According to a survey of dog owners carried out by Wanda McCormick, an animal physiologist at the University of Northampton, 1 per cent of vegetarians feed their dogs a vegetarian diet, but around one-third of vegans feed their dogs a vegan diet.

That suggests vegans are keener than vegetarians to impose their value system on their pets. This is concerning, particularly with regard to cats, which are obligate carnivores (not to mention that feeding a cat a vegan or vegetarian diet may mean owners are likely to be neglecting their pet under the Animal Welfare Act, as it stipulates that owners must provide a suitable species-specific diet. The fact that many cats have outdoor access and are therefore able to ‘self cater’ to a degree does not negate the owner’s legal obligation to provide a suitable diet.)

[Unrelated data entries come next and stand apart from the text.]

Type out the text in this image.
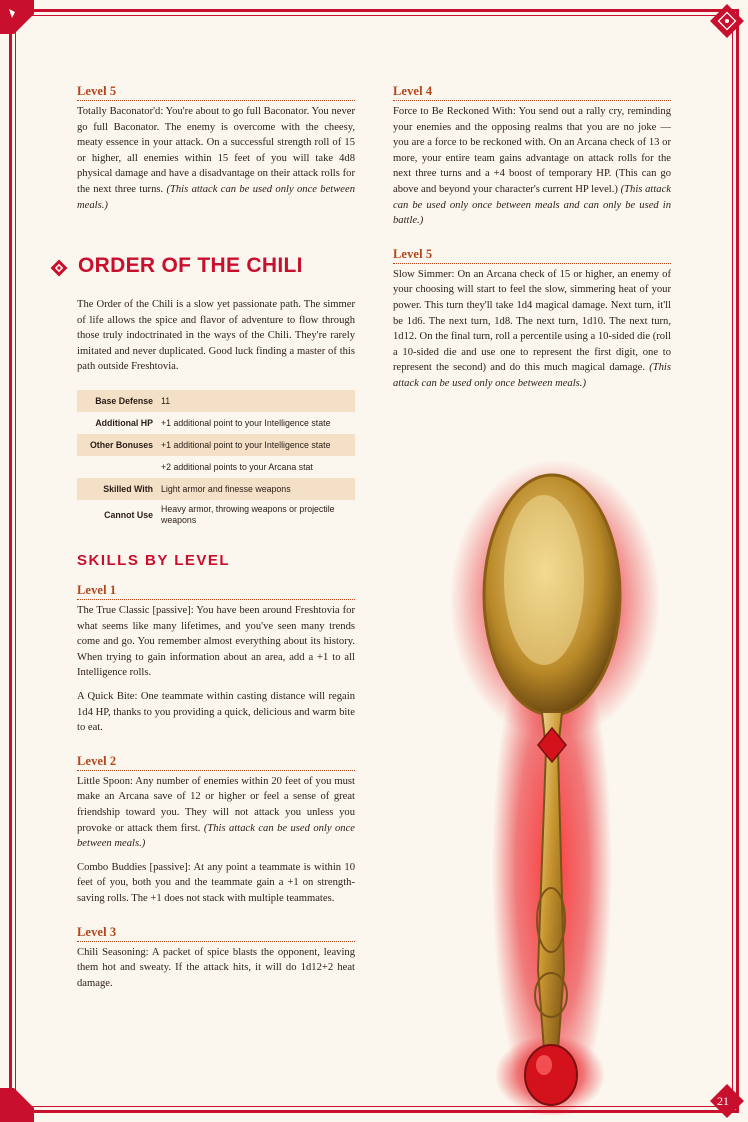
21
Level 5

Totally Baconator'd: You're about to go full Baconator. You never go full Baconator. The enemy is overcome with the cheesy, meaty essence in your attack. On a successful strength roll of 15 or higher, all enemies within 15 feet of you will take 4d8 physical damage and have a disadvantage on their attack rolls for the next three turns. (This attack can be used only once between meals.)

ORDER OF THE CHILI

The Order of the Chili is a slow yet passionate path. The simmer of life allows the spice and flavor of adventure to flow through those truly indoctrinated in the ways of the Chili. They're rarely imitated and never duplicated. Good luck finding a master of this path outside Freshtovia.

Base Defense	11
Additional HP	+1 additional point to your Intelligence state
Other Bonuses	+1 additional point to your Intelligence state
	+2 additional points to your Arcana stat
Skilled With	Light armor and finesse weapons
Cannot Use	Heavy armor, throwing weapons or projectile weapons
SKILLS BY LEVEL
Level 1

The True Classic [passive]: You have been around Freshtovia for what seems like many lifetimes, and you've seen many trends come and go. You remember almost everything about its history. When trying to gain information about an area, add a +1 to all Intelligence rolls.

A Quick Bite: One teammate within casting distance will regain 1d4 HP, thanks to you providing a quick, delicious and warm bite to eat.

Level 2

Little Spoon: Any number of enemies within 20 feet of you must make an Arcana save of 12 or higher or feel a sense of great friendship toward you. They will not attack you unless you provoke or attack them first. (This attack can be used only once between meals.)

Combo Buddies [passive]: At any point a teammate is within 10 feet of you, both you and the teammate gain a +1 on strength-saving rolls. The +1 does not stack with multiple teammates.

Level 3

Chili Seasoning: A packet of spice blasts the opponent, leaving them hot and sweaty. If the attack hits, it will do 1d12+2 heat damage.

Level 4

Force to Be Reckoned With: You send out a rally cry, reminding your enemies and the opposing realms that you are no joke — you are a force to be reckoned with. On an Arcana check of 13 or more, your entire team gains advantage on attack rolls for the next three turns and a +4 boost of temporary HP. (This can go above and beyond your character's current HP level.) (This attack can be used only once between meals and can only be used in battle.)

Level 5

Slow Simmer: On an Arcana check of 15 or higher, an enemy of your choosing will start to feel the slow, simmering heat of your power. This turn they'll take 1d4 magical damage. Next turn, it'll be 1d6. The next turn, 1d8. The next turn, 1d10. The next turn, 1d12. On the final turn, roll a percentile using a 10-sided die (roll a 10-sided die and use one to represent the first digit, one to represent the second) and do this much magical damage. (This attack can be used only once between meals.)
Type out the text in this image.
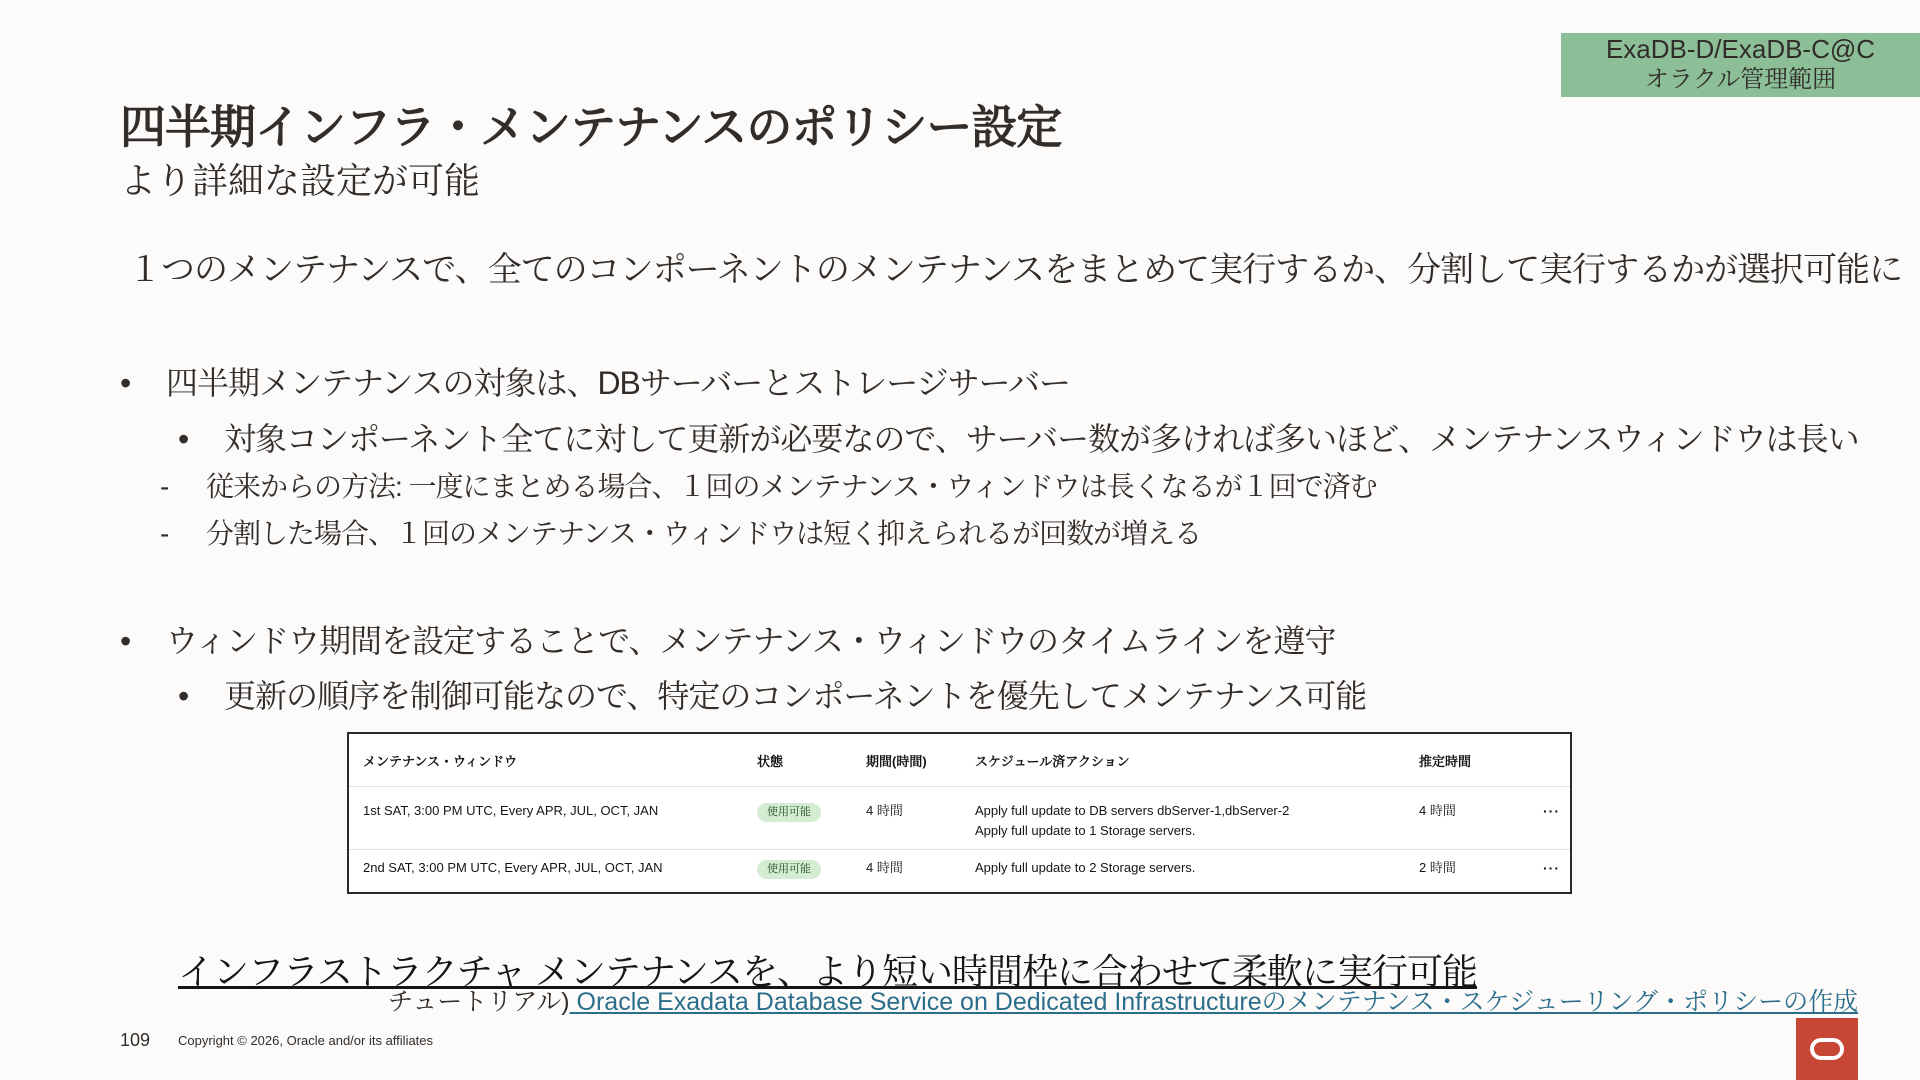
ExaDB-D/ExaDB-C@C
オラクル管理範囲
四半期インフラ・メンテナンスのポリシー設定
より詳細な設定が可能

１つのメンテナンスで、全てのコンポーネントのメンテナンスをまとめて実行するか、分割して実行するかが選択可能に

• 四半期メンテナンスの対象は、DBサーバーとストレージサーバー

• 対象コンポーネント全てに対して更新が必要なので、サーバー数が多ければ多いほど、メンテナンスウィンドウは長い

- 従来からの方法: 一度にまとめる場合、１回のメンテナンス・ウィンドウは長くなるが１回で済む

- 分割した場合、１回のメンテナンス・ウィンドウは短く抑えられるが回数が増える

• ウィンドウ期間を設定することで、メンテナンス・ウィンドウのタイムラインを遵守

• 更新の順序を制御可能なので、特定のコンポーネントを優先してメンテナンス可能

メンテナンス・ウィンドウ	状態	期間(時間)	スケジュール済アクション	推定時間	
1st SAT, 3:00 PM UTC, Every APR, JUL, OCT, JAN	使用可能	4 時間	Apply full update to DB servers dbServer-1,dbServer-2
Apply full update to 1 Storage servers.	4 時間	···
2nd SAT, 3:00 PM UTC, Every APR, JUL, OCT, JAN	使用可能	4 時間	Apply full update to 2 Storage servers.	2 時間	···

インフラストラクチャ メンテナンスを、より短い時間枠に合わせて柔軟に実行可能

チュートリアル) Oracle Exadata Database Service on Dedicated Infrastructureのメンテナンス・スケジューリング・ポリシーの作成

109 Copyright © 2026, Oracle and/or its affiliates
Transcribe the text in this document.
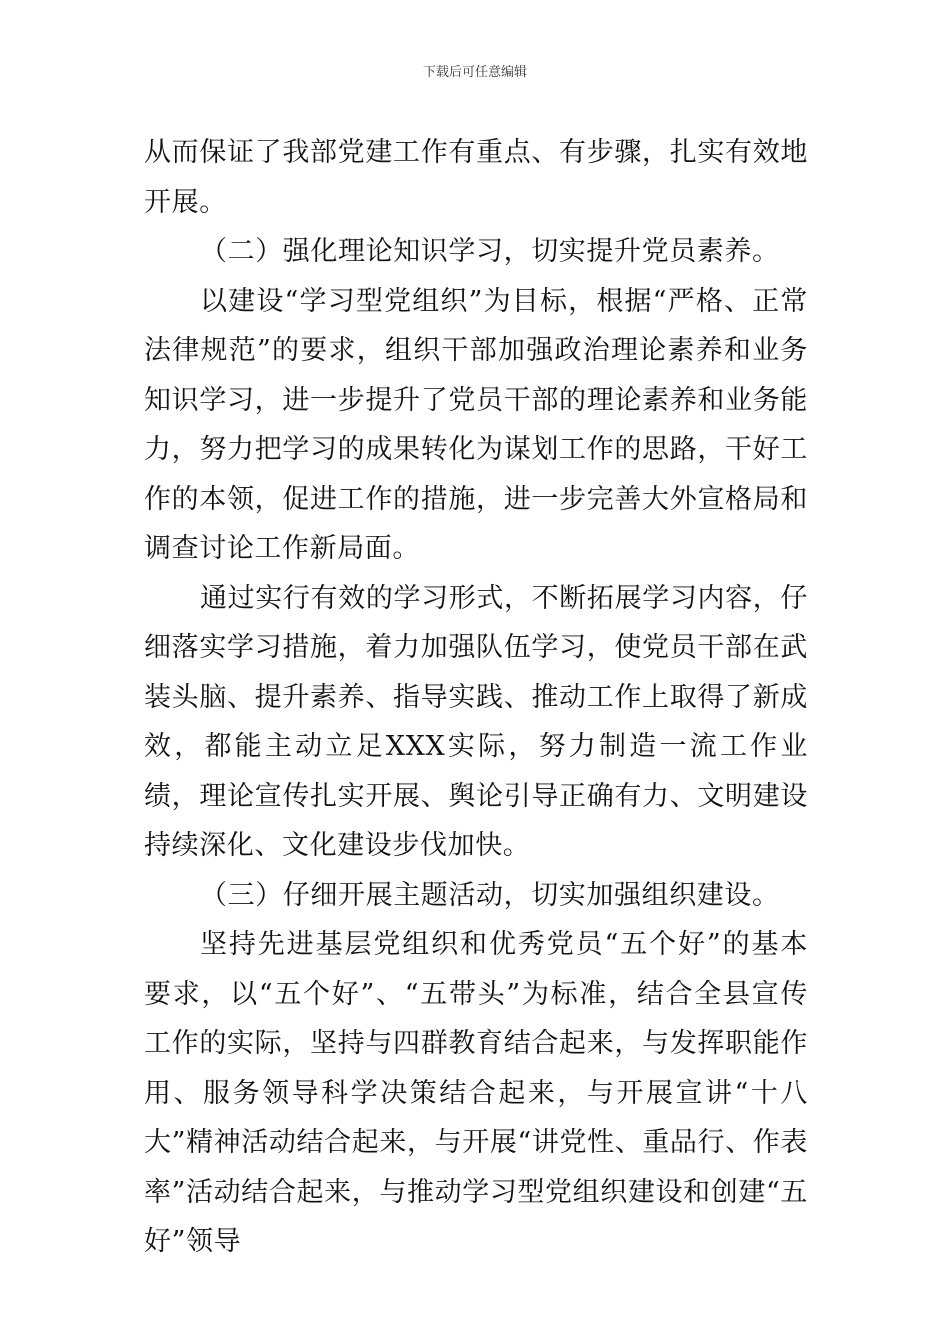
下载后可任意编辑

从而保证了我部党建工作有重点、有步骤，扎实有效地开展。

（二）强化理论知识学习，切实提升党员素养。

以建设“学习型党组织”为目标，根据“严格、正常法律规范”的要求，组织干部加强政治理论素养和业务知识学习，进一步提升了党员干部的理论素养和业务能力，努力把学习的成果转化为谋划工作的思路，干好工作的本领，促进工作的措施，进一步完善大外宣格局和调查讨论工作新局面。

通过实行有效的学习形式，不断拓展学习内容，仔细落实学习措施，着力加强队伍学习，使党员干部在武装头脑、提升素养、指导实践、推动工作上取得了新成效，都能主动立足XXX实际，努力制造一流工作业绩，理论宣传扎实开展、舆论引导正确有力、文明建设持续深化、文化建设步伐加快。

（三）仔细开展主题活动，切实加强组织建设。

坚持先进基层党组织和优秀党员“五个好”的基本要求，以“五个好”、“五带头”为标准，结合全县宣传工作的实际，坚持与四群教育结合起来，与发挥职能作用、服务领导科学决策结合起来，与开展宣讲“十八大”精神活动结合起来，与开展“讲党性、重品行、作表率”活动结合起来，与推动学习型党组织建设和创建“五好”领导
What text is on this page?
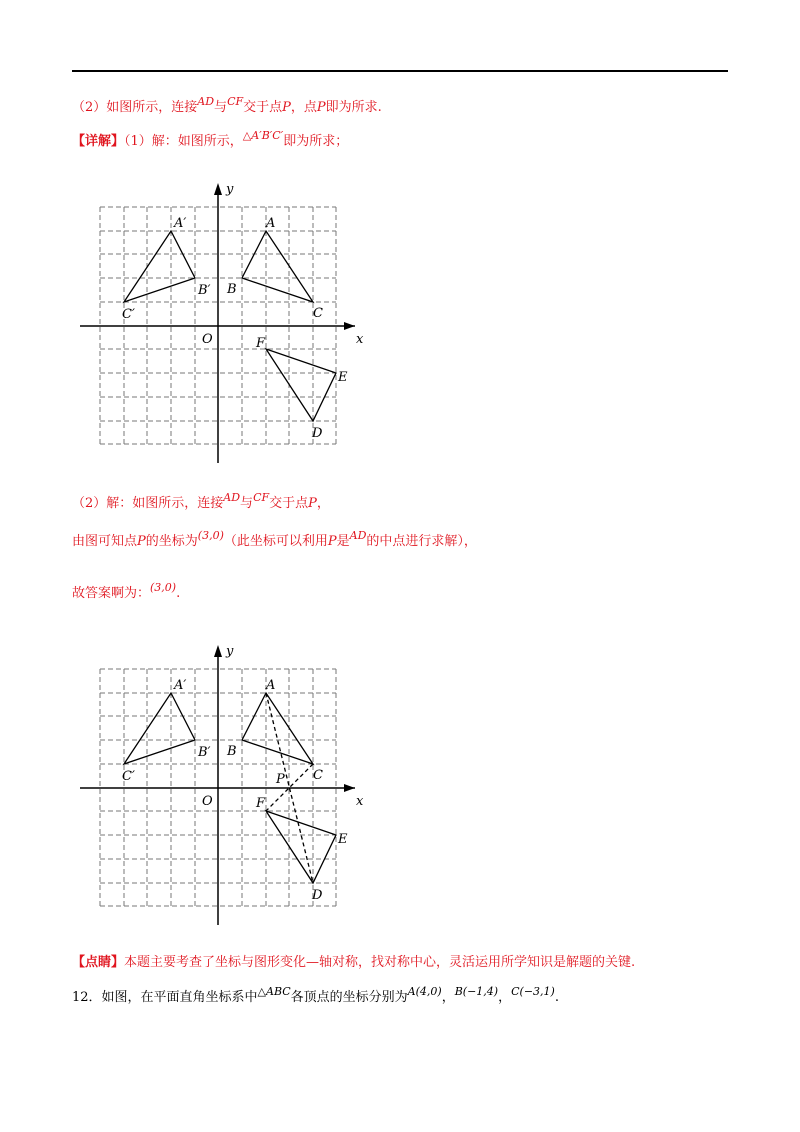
（2）如图所示，连接$^{AD}$与$^{CF}$交于点P，点P即为所求.
【详解】（1）解：如图所示，$^{\triangle A'B'C'}$即为所求；
y
x
O
A
B
C
A′
B′
C′
F
E
D
（2）解：如图所示，连接$^{AD}$与$^{CF}$交于点P，
由图可知点P的坐标为$^{(3,0)}$（此坐标可以利用P是$^{AD}$的中点进行求解），
故答案啊为：$^{(3,0)}$.
y
x
O
A
B
C
A′
B′
C′	P
F
E
D
【点睛】本题主要考查了坐标与图形变化—轴对称，找对称中心，灵活运用所学知识是解题的关键.
12．如图，在平面直角坐标系中$^{\triangle ABC}$各顶点的坐标分别为$^{A(4,0)}$，$^{B(-1,4)}$，$^{C(-3,1)}$.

Yet, in spite of this, previous research has indicated that some owners, albeit a small number, are feeding their cats a vegan diet (VR, 30 March 2019, vol 184, p 399).

For dogs, which are omnivores, the issue is somewhat less black and white, but, nonetheless, it’s fairly clear that feeding a dog a vegan diet is not recommended. Indeed, the BVA has said as much.

Luckily for dogs, there appears to be a major legal impediment to feeding one’s dog a vegan diet in the UK at present. Dogs need vitamin D, which currently can only be sourced from animal products when included as an ingredient in pet food (see p 198). This means that ‘complete vegan’ dog food is something of a legal oxymoron.

To what extent people who are attempting to feed their dogs vegan diets are aware of this is unknown. However, it neatly illustrates the almost insurmountable challenges – biological, legal and downright practical – facing anyone attempting to shoehorn dogs and cats into a vegan dietary system. Animals should not be forced to share our values.

The issue of diet has evidently become polarised, with owners at one end of the spectrum insisting on feeding dogs raw blood, guts and marrow (the ‘raw meaty bones’ or so-called biologically appropriate raw food [BARF] diets), while at the other end of the spectrum there are owners keen to turn cats into vegans.

What should vets do if and when they are faced with owners who want to feed their dog or cat a vegan diet? The consensus appears to be that such owners should be engaged with via a conversation about their reasoning and should be made aware of pet foods containing ‘ethical’ meat, or perhaps even insect-based foods.

Owners feeding cats a vegan diet might also be made aware that the Animal Welfare Act means they do not necessarily have the law on their side.